As we look to the future, our all-weather strategy remains focused on driving our top line revenue and delivering strong bottom line returns. This approach has proven that we can deliver in many types of markets globally, and I'm confident, notwithstanding the circumstances and the twists and turns that may lie ahead of us, in the ability to continue the company's sustainable growth. Jennifer?

Jennifer Manning
Corporate Secretary, The Coca-Cola Company

Mr. Chairman, we are approaching the end of our scheduled time, so this will be the last question. This question is from Mr. Tashi: I would like to ask two questions related to the Coca-Cola stock. The first is, with what seems an opportunistic current share price, are you planning to increase share repurchases? The second question is somewhat related. Are you able to comment about the company's plans for the dividend?

James Quincey
Chairman and CEO, The Coca-Cola Company

Thank you. Yes, good question, questions. At the heart of our strategy is our objective to drive the long-term business health and to create value for our stakeholders and shareowners. We do this by having a disciplined and consistent strategy for the way we use cash. Ultimately, we want to remain agile with respect to mergers and acquisitions, share repurchases, and our balance sheet. But we do prioritize available cash in the following way: firstly, to reinvest in the business for sustainable growth; second, to grow the dividend; third, as available and as attractive, consumer-centric M&A; and then share repurchases. For us, the starting point is having a clear picture of what the North Star is. More share, more consumers, and good system economics. Decisions around the right level of investment and dividend coverage will be viewed through this North Star.

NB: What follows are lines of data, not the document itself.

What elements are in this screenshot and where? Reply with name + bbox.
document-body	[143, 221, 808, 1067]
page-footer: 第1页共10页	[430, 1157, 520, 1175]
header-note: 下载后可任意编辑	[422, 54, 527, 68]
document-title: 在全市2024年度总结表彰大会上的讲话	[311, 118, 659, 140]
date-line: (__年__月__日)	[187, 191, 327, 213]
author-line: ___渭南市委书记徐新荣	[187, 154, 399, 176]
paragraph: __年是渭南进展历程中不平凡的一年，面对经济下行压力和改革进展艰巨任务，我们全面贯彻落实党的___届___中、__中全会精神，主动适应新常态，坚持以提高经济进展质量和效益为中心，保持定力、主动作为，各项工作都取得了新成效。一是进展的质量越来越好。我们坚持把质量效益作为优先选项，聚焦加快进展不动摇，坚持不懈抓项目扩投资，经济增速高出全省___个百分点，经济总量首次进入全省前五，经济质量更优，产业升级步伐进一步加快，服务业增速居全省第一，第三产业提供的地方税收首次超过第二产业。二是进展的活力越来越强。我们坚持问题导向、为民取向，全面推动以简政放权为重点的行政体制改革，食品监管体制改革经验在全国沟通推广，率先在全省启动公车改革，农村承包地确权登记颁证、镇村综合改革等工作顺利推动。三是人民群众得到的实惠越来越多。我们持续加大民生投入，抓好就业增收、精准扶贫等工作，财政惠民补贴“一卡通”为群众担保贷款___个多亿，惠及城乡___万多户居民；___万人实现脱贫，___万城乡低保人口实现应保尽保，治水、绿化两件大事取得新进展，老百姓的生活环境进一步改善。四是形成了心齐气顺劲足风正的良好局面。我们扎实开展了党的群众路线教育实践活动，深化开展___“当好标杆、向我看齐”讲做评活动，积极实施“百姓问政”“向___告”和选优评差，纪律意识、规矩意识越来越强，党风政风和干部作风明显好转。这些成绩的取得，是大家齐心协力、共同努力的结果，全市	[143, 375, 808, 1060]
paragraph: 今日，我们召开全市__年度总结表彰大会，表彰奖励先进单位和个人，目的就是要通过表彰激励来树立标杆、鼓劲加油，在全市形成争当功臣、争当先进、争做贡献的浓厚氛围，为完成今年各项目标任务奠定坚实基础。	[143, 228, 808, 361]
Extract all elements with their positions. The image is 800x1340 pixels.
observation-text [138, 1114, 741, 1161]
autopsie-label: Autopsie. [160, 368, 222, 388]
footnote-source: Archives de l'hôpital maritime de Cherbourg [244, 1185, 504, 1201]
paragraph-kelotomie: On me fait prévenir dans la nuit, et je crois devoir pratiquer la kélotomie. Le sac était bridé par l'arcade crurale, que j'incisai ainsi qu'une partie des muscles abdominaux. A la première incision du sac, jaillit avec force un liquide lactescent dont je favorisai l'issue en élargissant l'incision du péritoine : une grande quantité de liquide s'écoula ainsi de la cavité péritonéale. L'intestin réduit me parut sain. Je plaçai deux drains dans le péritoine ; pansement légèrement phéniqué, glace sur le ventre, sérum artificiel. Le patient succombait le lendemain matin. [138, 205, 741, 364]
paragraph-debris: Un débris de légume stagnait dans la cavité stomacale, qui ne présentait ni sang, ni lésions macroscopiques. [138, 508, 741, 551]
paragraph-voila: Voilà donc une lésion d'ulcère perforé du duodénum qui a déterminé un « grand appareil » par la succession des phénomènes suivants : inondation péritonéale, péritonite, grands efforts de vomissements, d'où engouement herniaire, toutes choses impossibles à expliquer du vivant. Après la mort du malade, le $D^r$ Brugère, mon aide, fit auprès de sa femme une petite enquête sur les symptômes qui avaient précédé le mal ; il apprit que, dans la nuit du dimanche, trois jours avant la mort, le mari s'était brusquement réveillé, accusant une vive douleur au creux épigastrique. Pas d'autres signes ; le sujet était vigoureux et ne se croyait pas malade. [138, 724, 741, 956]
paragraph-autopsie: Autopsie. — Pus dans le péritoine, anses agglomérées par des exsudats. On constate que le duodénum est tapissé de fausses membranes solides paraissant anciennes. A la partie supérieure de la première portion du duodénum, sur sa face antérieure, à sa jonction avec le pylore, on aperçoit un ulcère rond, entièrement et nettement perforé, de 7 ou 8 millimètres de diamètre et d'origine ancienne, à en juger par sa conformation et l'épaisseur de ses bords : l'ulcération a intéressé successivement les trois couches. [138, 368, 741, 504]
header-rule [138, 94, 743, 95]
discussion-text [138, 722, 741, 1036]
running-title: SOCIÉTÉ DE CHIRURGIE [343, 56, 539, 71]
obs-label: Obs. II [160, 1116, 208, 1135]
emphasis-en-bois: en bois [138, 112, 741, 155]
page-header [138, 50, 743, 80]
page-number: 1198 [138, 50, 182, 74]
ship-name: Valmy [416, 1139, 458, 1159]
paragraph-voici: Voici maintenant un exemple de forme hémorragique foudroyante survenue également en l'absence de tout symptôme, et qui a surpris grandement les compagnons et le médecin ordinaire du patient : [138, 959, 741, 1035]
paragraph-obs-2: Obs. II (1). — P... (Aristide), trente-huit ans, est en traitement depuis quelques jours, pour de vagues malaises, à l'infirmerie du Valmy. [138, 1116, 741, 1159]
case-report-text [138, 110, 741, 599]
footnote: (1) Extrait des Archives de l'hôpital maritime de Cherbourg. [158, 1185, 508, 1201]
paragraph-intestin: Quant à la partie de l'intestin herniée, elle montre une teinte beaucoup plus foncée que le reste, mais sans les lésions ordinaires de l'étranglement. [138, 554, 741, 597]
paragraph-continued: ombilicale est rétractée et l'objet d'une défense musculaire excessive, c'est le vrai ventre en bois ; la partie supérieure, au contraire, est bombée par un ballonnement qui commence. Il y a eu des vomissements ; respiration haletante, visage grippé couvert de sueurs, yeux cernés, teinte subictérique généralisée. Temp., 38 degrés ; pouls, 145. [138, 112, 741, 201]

With regard to share repurchases, we typically buy to offset any dilution from the exercise of stock options by employees in a given year. We did also increase share repurchases in the fourth quarter of 2023 by utilizing anticipated proceeds from bottler refranchising. With regard to the dividend, we announced the 62nd consecutive annual dividend increase in February. So we will continue to prioritize investing in the business to drive long-term growth, as well as supporting dividend growth for our shareowners. Okay, so that was the last question. That then, that then concludes our question and answer session. The polls are now closed. I would like to thank everyone who took the time to participate today. That concludes our shareowner meeting for this year. Thank you very much. Stay safe and have a great rest of your day.

Jennifer Manning
Corporate Secretary, The Coca-Cola Company

This concludes the meeting, and you may now disconnect.